The first poem from The Best American Poetry 2009 that I’ve chosen to discuss this December is Bruce Bond’s “Ringtone”, a rough sonnet which presents a curious phenomenon connected with a massacre at a university, likely a Virginia Tech-style incident. The focus of the poem—the tingling of pop music ringtones emanating from dead students’ pockets as they are wheeled away—is inventive and unsettling, a new perspective on a type of tragedy that is now too familiar in the US.
Ringtone
As they loaded the dead onto the gurneys to wheel them from the university halls, who could have predicted the startled chirping in those pockets, the invisible bells and tiny metal music of the phones, in each the cheer of a voiceless song. Pop mostly, Timberlake, Shakira, tunes never more various now, more young, shibboleths of what a student hears, what chimes in the doorway to the parent on the line. Who could have answered there in proxy for the dead, received the panic with grace, however artless, a live bird gone still at the meeting of the strangers.
More disturbing than the fact that the phones go off in the students’ pockets after they are dead, they go off in many pockets simultaneously, as if an orchestrated practical joke. Considering the tragedy, we must conclude that the calls are from worried friends or relatives, who heard about the event too late, probably from the news, and are calling to see if everything’s alright.
The reader knows everything’s not alright, and that gives tough irony and a helpless sense to the reader. “Who could have answered there / in proxy for the dead, received the panic / with grace…” The undetected fear, concern, and predictive sorrow that those calls might carry casts greater irony on the fact that the calls are signaled by “Pop mostly, Timberlake, Shakira, tunes / never more various now…” This variety is defined by the clashing of the ringtones going off simultaneously, and reminds us that though the students are identified as little more than “they” by the narrator, each was individual, took pleasure in music, and defined one part of themselves through that music by the act of choosing it as a personal ringtone.

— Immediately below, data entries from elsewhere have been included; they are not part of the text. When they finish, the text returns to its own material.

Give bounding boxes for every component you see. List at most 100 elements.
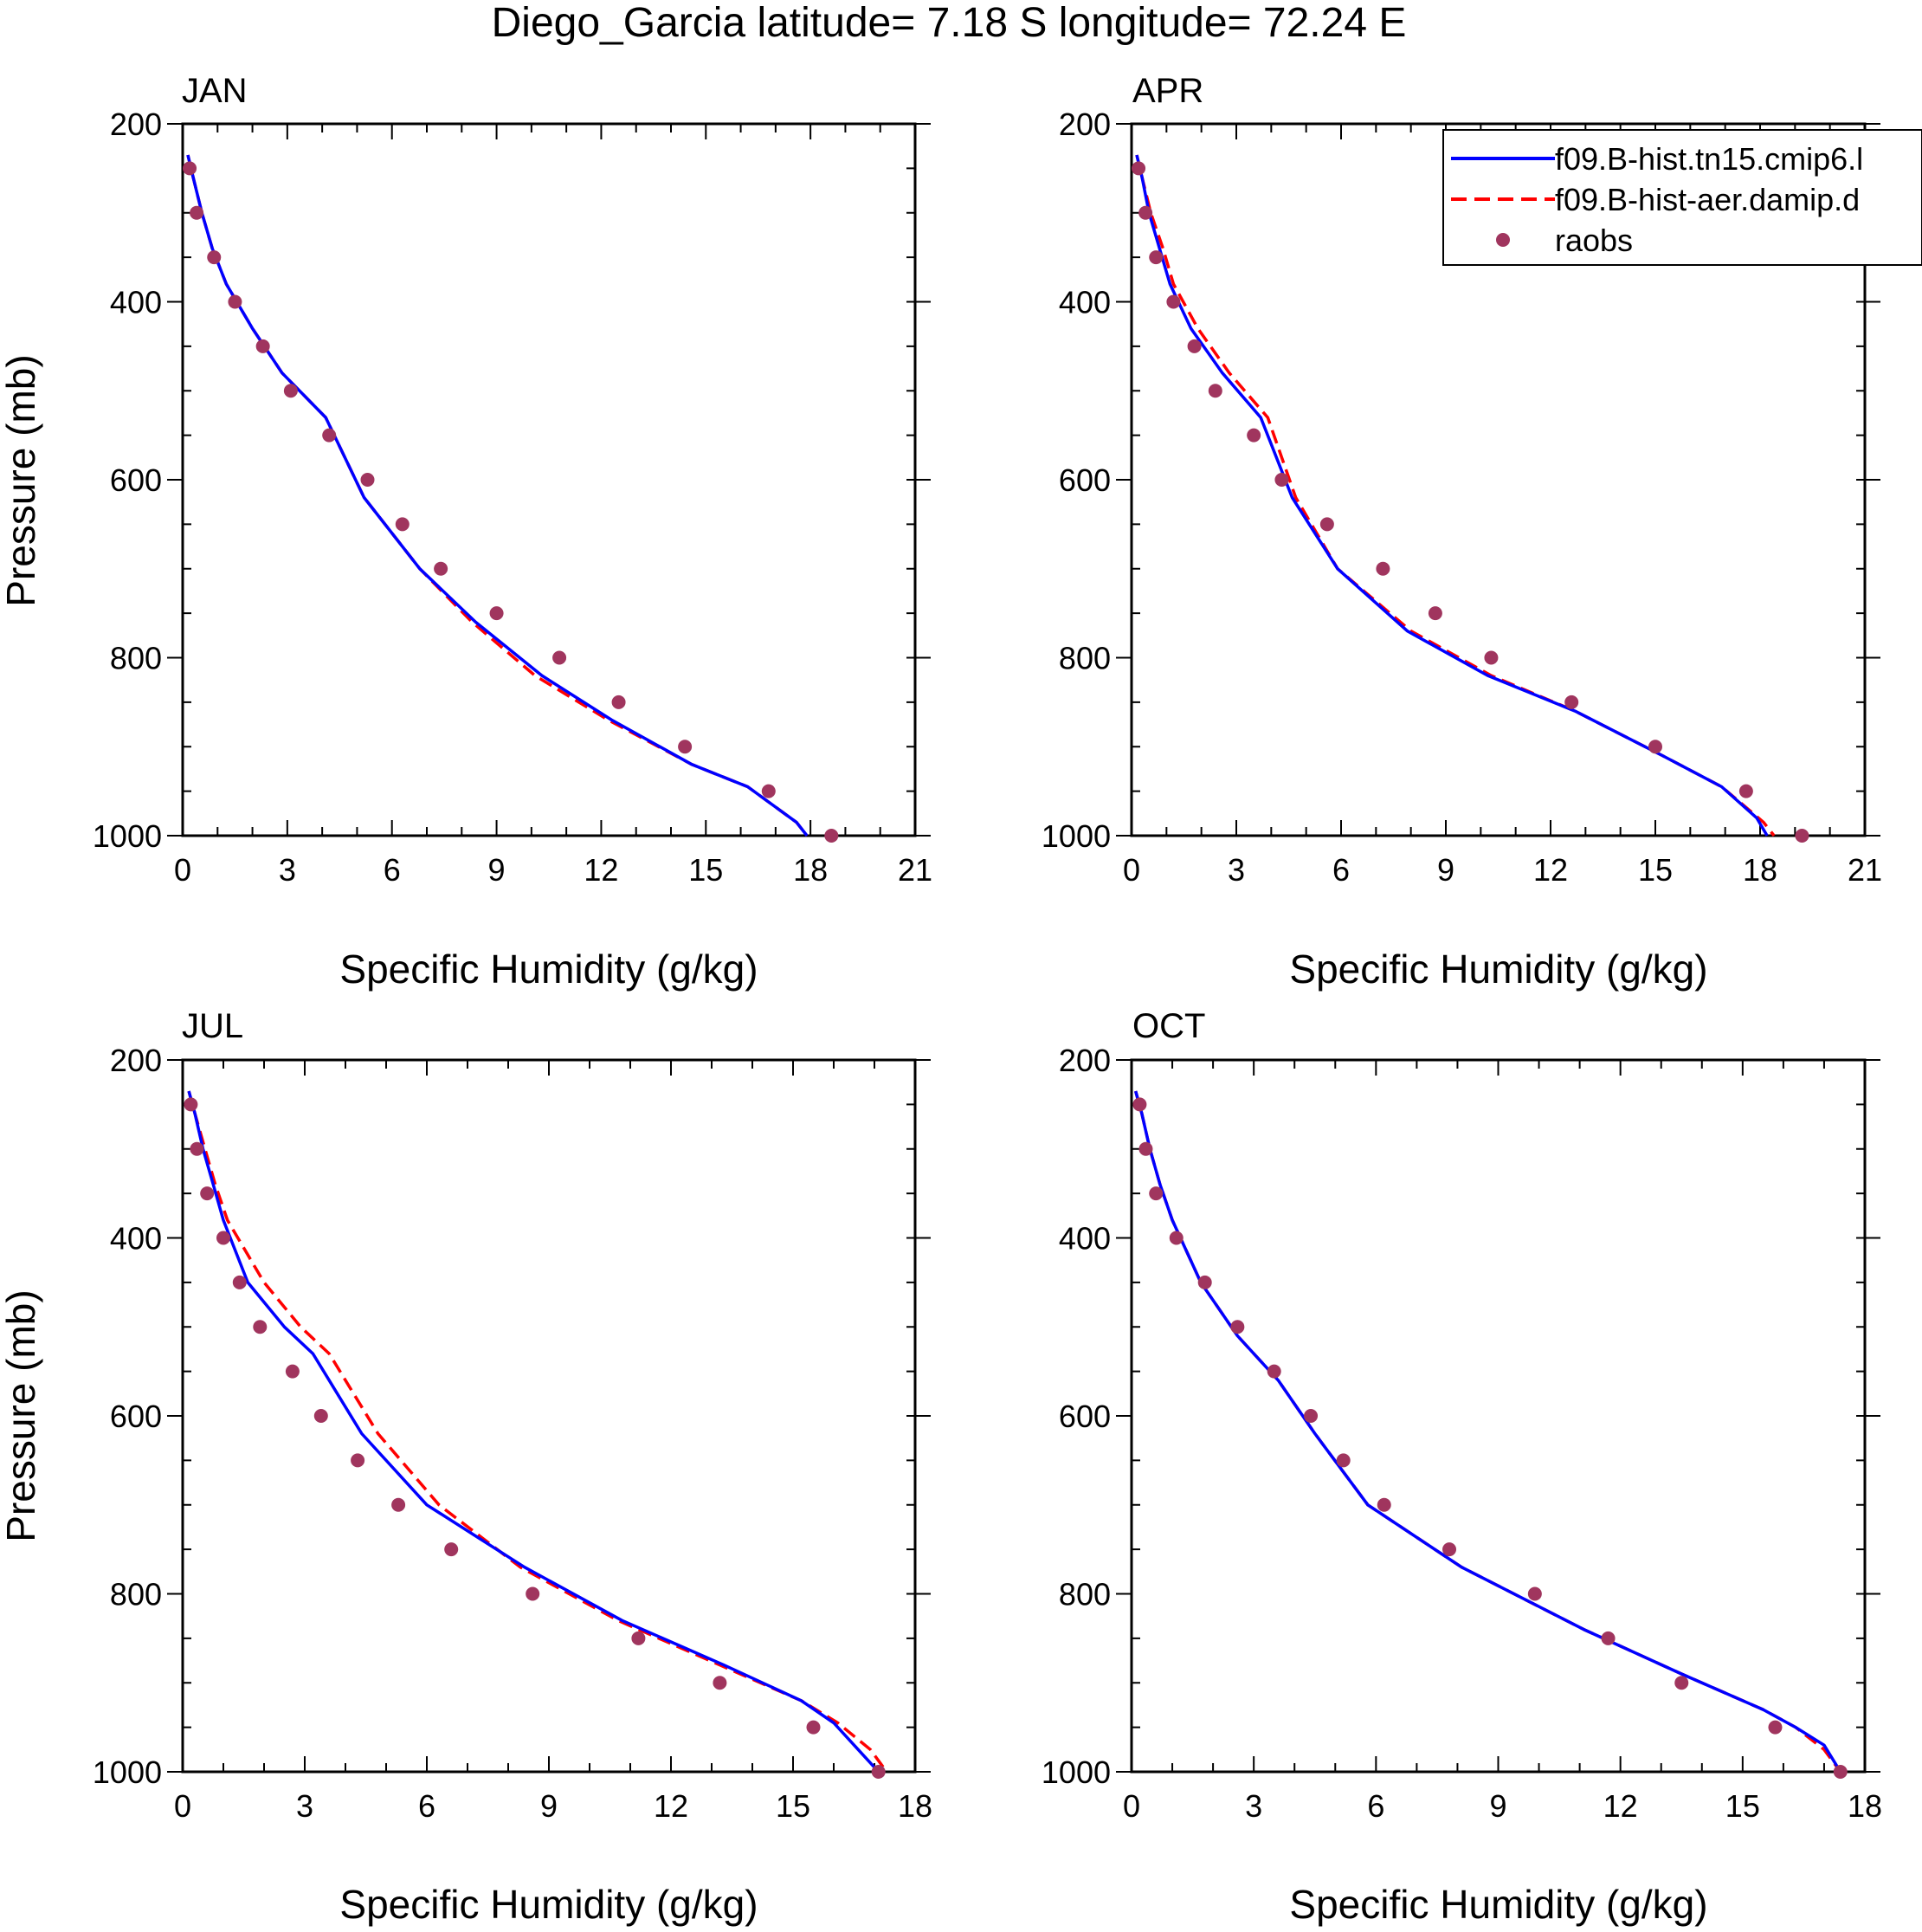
x-tick-label-oct: 15 — [1725, 1788, 1760, 1824]
raobs-point-jul — [631, 1631, 646, 1645]
raobs-point-apr — [1247, 428, 1261, 443]
raobs-point-jan — [322, 428, 337, 443]
raobs-point-jan — [489, 606, 504, 621]
raobs-point-jan — [190, 205, 204, 220]
raobs-point-jan — [255, 339, 270, 353]
raobs-point-jan — [552, 650, 567, 665]
raobs-point-jul — [253, 1320, 268, 1334]
y-tick-label-oct: 200 — [1059, 1043, 1111, 1078]
raobs-point-apr — [1208, 384, 1222, 398]
series-line-model-1-jan — [186, 154, 809, 837]
x-tick-label-apr: 0 — [1123, 852, 1140, 888]
raobs-point-apr — [1187, 339, 1202, 353]
raobs-point-apr — [1428, 606, 1442, 621]
y-tick-label-jul: 200 — [110, 1043, 162, 1078]
raobs-point-jan — [824, 829, 839, 843]
raobs-point-jul — [351, 1453, 365, 1468]
raobs-point-apr — [1166, 294, 1181, 309]
plot-frame-oct — [1130, 1058, 1867, 1774]
x-tick-label-apr: 3 — [1228, 852, 1245, 888]
x-tick-label-jul: 0 — [174, 1788, 191, 1824]
raobs-point-jan — [228, 294, 242, 309]
x-tick-label-jan: 0 — [174, 852, 191, 888]
x-tick-label-jul: 18 — [898, 1788, 932, 1824]
series-line-model-2-jul — [187, 1090, 888, 1774]
x-tick-label-jan: 21 — [898, 852, 932, 888]
panel-title-jan: JAN — [182, 72, 248, 110]
raobs-point-jan — [360, 473, 375, 487]
x-tick-label-oct: 6 — [1367, 1788, 1384, 1824]
x-axis-label-apr: Specific Humidity (g/kg) — [1289, 947, 1707, 992]
raobs-point-jan — [207, 250, 222, 265]
raobs-point-jan — [761, 784, 776, 798]
raobs-point-apr — [1319, 517, 1334, 532]
panel-jul: JUL 0 3 6 9 12 15 18 200 400 600 800 1000 Specific … — [0, 1007, 932, 1927]
raobs-point-oct — [1601, 1631, 1616, 1645]
raobs-point-oct — [1132, 1097, 1147, 1112]
legend-marker-raobs — [1496, 233, 1510, 247]
raobs-point-jul — [184, 1097, 198, 1112]
raobs-point-apr — [1564, 695, 1579, 709]
series-jan — [183, 154, 839, 843]
legend-label-model-1: f09.B-hist.tn15.cmip6.l — [1555, 141, 1863, 177]
raobs-point-oct — [1138, 1141, 1153, 1156]
raobs-point-jul — [444, 1542, 459, 1557]
series-line-model-1-oct — [1134, 1090, 1842, 1773]
panel-title-apr: APR — [1132, 72, 1203, 110]
ticks-apr: 0 3 6 9 12 15 18 21 200 400 600 800 1000 — [1042, 107, 1882, 888]
x-tick-label-jan: 12 — [584, 852, 618, 888]
raobs-point-jul — [200, 1186, 215, 1201]
x-tick-label-oct: 18 — [1848, 1788, 1882, 1824]
x-tick-label-apr: 9 — [1437, 852, 1454, 888]
raobs-point-jul — [526, 1586, 540, 1601]
x-tick-label-oct: 9 — [1489, 1788, 1506, 1824]
raobs-point-oct — [1169, 1231, 1184, 1245]
y-tick-label-apr: 400 — [1059, 285, 1111, 320]
y-tick-label-jul: 800 — [110, 1577, 162, 1612]
x-tick-label-jul: 15 — [776, 1788, 810, 1824]
raobs-point-oct — [1230, 1320, 1245, 1334]
raobs-point-apr — [1484, 650, 1499, 665]
ticks-jan: 0 3 6 9 12 15 18 21 200 400 600 800 1000 — [93, 107, 932, 888]
raobs-point-oct — [1768, 1720, 1783, 1735]
y-tick-label-apr: 800 — [1059, 641, 1111, 676]
x-axis-label-jan: Specific Humidity (g/kg) — [339, 947, 758, 992]
y-tick-label-jul: 1000 — [93, 1754, 162, 1790]
y-tick-label-apr: 1000 — [1042, 818, 1111, 854]
raobs-point-jan — [611, 695, 626, 709]
x-tick-label-jan: 3 — [279, 852, 296, 888]
x-tick-label-apr: 15 — [1638, 852, 1673, 888]
x-tick-label-apr: 18 — [1743, 852, 1777, 888]
raobs-point-oct — [1304, 1409, 1319, 1423]
series-line-model-1-jul — [187, 1090, 880, 1774]
series-oct — [1132, 1090, 1848, 1779]
x-tick-label-oct: 0 — [1123, 1788, 1140, 1824]
raobs-point-oct — [1674, 1676, 1689, 1690]
raobs-point-jul — [391, 1497, 406, 1512]
raobs-point-jan — [283, 384, 298, 398]
x-tick-label-apr: 21 — [1848, 852, 1882, 888]
figure-title: Diego_Garcia latitude= 7.18 S longitude=… — [492, 0, 1407, 46]
raobs-point-apr — [1376, 561, 1390, 576]
raobs-point-jul — [713, 1676, 727, 1690]
panel-apr: APR 0 3 6 9 12 15 18 21 200 400 600 800 1000 Specifi… — [1042, 72, 1882, 992]
raobs-point-oct — [1377, 1497, 1391, 1512]
x-tick-label-jul: 9 — [540, 1788, 558, 1824]
y-tick-label-oct: 800 — [1059, 1577, 1111, 1612]
x-tick-label-jan: 15 — [688, 852, 723, 888]
y-tick-label-jan: 400 — [110, 285, 162, 320]
legend: f09.B-hist.tn15.cmip6.l f09.B-hist-aer.d… — [1442, 129, 1922, 266]
raobs-point-oct — [1267, 1364, 1281, 1379]
y-tick-label-jan: 1000 — [93, 818, 162, 854]
axes-jul — [181, 1058, 917, 1774]
series-line-model-1-apr — [1135, 154, 1769, 837]
panel-jan: JAN 0 3 6 9 12 15 18 21 200 400 600 800 1000 Specifi… — [0, 72, 932, 992]
raobs-point-jul — [190, 1141, 204, 1156]
panel-title-oct: OCT — [1132, 1007, 1205, 1045]
y-tick-label-jul: 400 — [110, 1221, 162, 1257]
y-tick-label-jan: 600 — [110, 462, 162, 498]
x-tick-label-apr: 6 — [1332, 852, 1350, 888]
raobs-point-apr — [1795, 829, 1809, 843]
raobs-point-oct — [1442, 1542, 1457, 1557]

Finally, these “invisible bells” suggest a death toll, one which the students carry with them, indeed might always have carried with them, though that the ringtones may be so portentous would never have occurred to them.

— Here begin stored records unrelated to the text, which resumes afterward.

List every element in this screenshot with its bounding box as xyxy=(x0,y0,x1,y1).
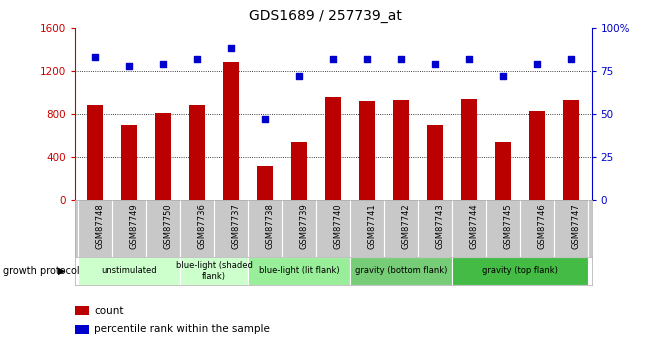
Text: blue-light (lit flank): blue-light (lit flank) xyxy=(259,266,339,275)
Text: GSM87743: GSM87743 xyxy=(435,203,444,249)
Bar xyxy=(462,99,476,200)
Text: GSM87741: GSM87741 xyxy=(367,203,376,248)
Point xyxy=(362,56,372,61)
Text: GSM87740: GSM87740 xyxy=(333,203,342,248)
Text: GSM87749: GSM87749 xyxy=(129,203,138,248)
Point xyxy=(90,54,100,60)
Point xyxy=(158,61,168,67)
Point xyxy=(464,56,474,61)
Text: GSM87737: GSM87737 xyxy=(231,203,240,249)
Bar xyxy=(393,100,409,200)
Point xyxy=(260,116,270,122)
Text: gravity (bottom flank): gravity (bottom flank) xyxy=(355,266,447,275)
Point xyxy=(226,46,237,51)
Bar xyxy=(88,105,103,200)
Point xyxy=(192,56,202,61)
Point xyxy=(294,73,304,79)
Text: growth protocol: growth protocol xyxy=(3,266,80,276)
Bar xyxy=(326,97,341,200)
Text: gravity (top flank): gravity (top flank) xyxy=(482,266,558,275)
Bar xyxy=(530,111,545,200)
Text: GSM87745: GSM87745 xyxy=(503,203,512,248)
Text: ▶: ▶ xyxy=(57,266,65,276)
Bar xyxy=(224,62,239,200)
Text: GSM87736: GSM87736 xyxy=(197,203,206,249)
Text: unstimulated: unstimulated xyxy=(101,266,157,275)
Bar xyxy=(452,257,588,285)
Text: GSM87739: GSM87739 xyxy=(299,203,308,249)
Text: GSM87742: GSM87742 xyxy=(401,203,410,248)
Bar xyxy=(291,142,307,200)
Point xyxy=(566,56,577,61)
Text: GSM87750: GSM87750 xyxy=(163,203,172,248)
Bar xyxy=(180,257,248,285)
Bar xyxy=(257,166,273,200)
Text: percentile rank within the sample: percentile rank within the sample xyxy=(94,325,270,334)
Text: GSM87746: GSM87746 xyxy=(537,203,546,249)
Bar xyxy=(564,100,578,200)
Bar xyxy=(122,125,136,200)
Bar xyxy=(428,125,443,200)
Point xyxy=(498,73,508,79)
Bar xyxy=(190,105,205,200)
Point xyxy=(328,56,338,61)
Text: GDS1689 / 257739_at: GDS1689 / 257739_at xyxy=(248,9,402,23)
Point xyxy=(124,63,135,68)
Bar xyxy=(78,257,180,285)
Text: GSM87748: GSM87748 xyxy=(95,203,104,249)
Point xyxy=(396,56,406,61)
Point xyxy=(532,61,542,67)
Text: blue-light (shaded
flank): blue-light (shaded flank) xyxy=(176,261,253,280)
Text: GSM87738: GSM87738 xyxy=(265,203,274,249)
Bar xyxy=(495,142,511,200)
Bar xyxy=(248,257,350,285)
Text: GSM87747: GSM87747 xyxy=(571,203,580,249)
Bar xyxy=(75,306,89,315)
Bar xyxy=(359,101,375,200)
Text: GSM87744: GSM87744 xyxy=(469,203,478,248)
Bar xyxy=(75,325,89,334)
Bar xyxy=(155,113,171,200)
Bar xyxy=(350,257,452,285)
Point xyxy=(430,61,440,67)
Text: count: count xyxy=(94,306,124,315)
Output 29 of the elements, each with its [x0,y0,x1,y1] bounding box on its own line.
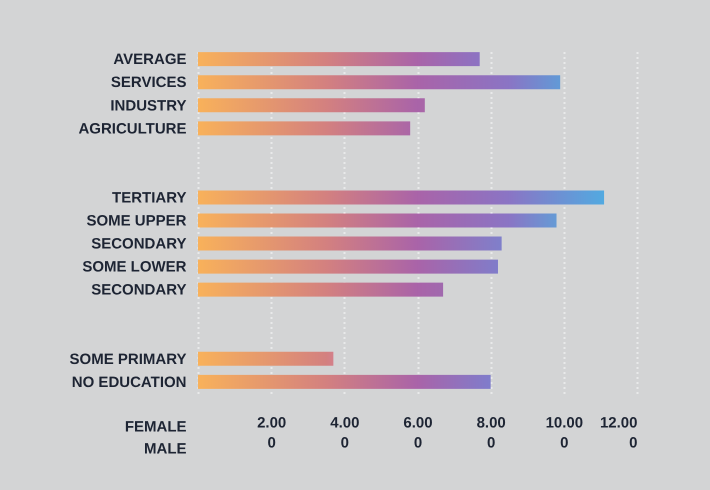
x-tick-label: 4.000 [330,414,360,452]
y-tick-label: SECONDARY [91,282,186,299]
x-tick-label: 6.000 [403,414,433,452]
y-tick-label: SOME LOWER [82,258,187,276]
bar [198,214,557,228]
y-tick-label: SOME UPPER [86,212,187,230]
x-axis-title: FEMALE MALE [124,418,186,458]
bar [198,282,444,297]
y-tick-label: INDUSTRY [110,97,186,114]
y-tick-label: AGRICULTURE [78,120,186,138]
y-tick-label: AVERAGE [113,51,186,68]
y-tick-label: SOME PRIMARY [70,350,186,368]
bar [198,190,604,204]
x-tick-label: 10.000 [546,414,584,452]
x-tick-label: 12.000 [600,414,638,452]
y-tick-label: SECONDARY [91,236,186,253]
bar [198,352,334,366]
x-tick-label: 2.000 [257,414,286,452]
bar [198,98,425,112]
x-tick-label: 8.000 [476,414,506,452]
bar [198,374,491,389]
y-tick-label: NO EDUCATION [72,374,186,391]
bar [198,52,480,66]
bar [198,121,410,136]
y-tick-label: TERTIARY [112,189,186,206]
bar [198,75,560,90]
y-tick-label: SERVICES [110,74,186,92]
bar [198,236,502,251]
bar [198,260,498,274]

Now that’s what I’ve found to be clearly in the poem. But I thought I sensed something more, that the pop music ringtones are a more cynical indicator of the students’ transience, and perhaps their failure to distinguish themselves by anything more than the tastes they adopt. The narrator doesn’t give us much more than a general category for these students—indeed, doesn’t even define that they are students (an implication I made from “university” and “Pop mostly”). Neither does the narrator look at them beyond their ringtones—I admit this may be due to the constraints of the form, or a desire to keep a tighter focus on the items I’ve mentioned above, or even simply because the identity of the students is uninteresting or unimportant to the poet’s purpose (indeed this may say something about how we the public view victims of a tragedy: “not us, them“).
Yet there’s a pretty significant contrast in the nameless, faceless, inanimate students carrying a lively set of pop tunes by artists who, though surely doomed to be victims of changing pop tastes and, inevitably, their own dying, are named by the poet, creating at least a glimmer of their survival beyond death. The students themselves have contributed to the artists’ defiance of time and death, carried beyond the students’ lives even as they are literally carried by the students. And that’s all we know of the students; indeed, and at risk of sounding callous, that may be all they’ve left behind.
Form
I suggested that “Ringtone” is a rough sonnet, and I’m sticking to that. Composed of 14 lines that more often than not have 5 feet, though rarely iambs, the most convincing evidence that the form is sonnet is the slant, assonant, and other near rhymes. Surprisingly, it was the musicality of the slant rhymes that tipped me off (certainly not the rhythm, which I had a very hard time scanning), which means it works. It is an English sonnet, with the scheme abab cdcd efef gg. In the “a” you must find the “ur–ee” in “gurneys” and “chirping”; in “b” its slant rhyme of “halls” and “bells”; and so on. The final rhymed pair is perhaps the most disparate of the poem: the “ur” in “bird” and “strangers”. Does this signal the poet’s understanding that the poem, like the vent described, can not be neatly concluded with any of the finality and import that sonnets usually bring in that final rhyming pair?
You chose the same poem I did! I’ll post on my blog… I have to say you were a much better close reader than I– I never noticed that this was sonnetish.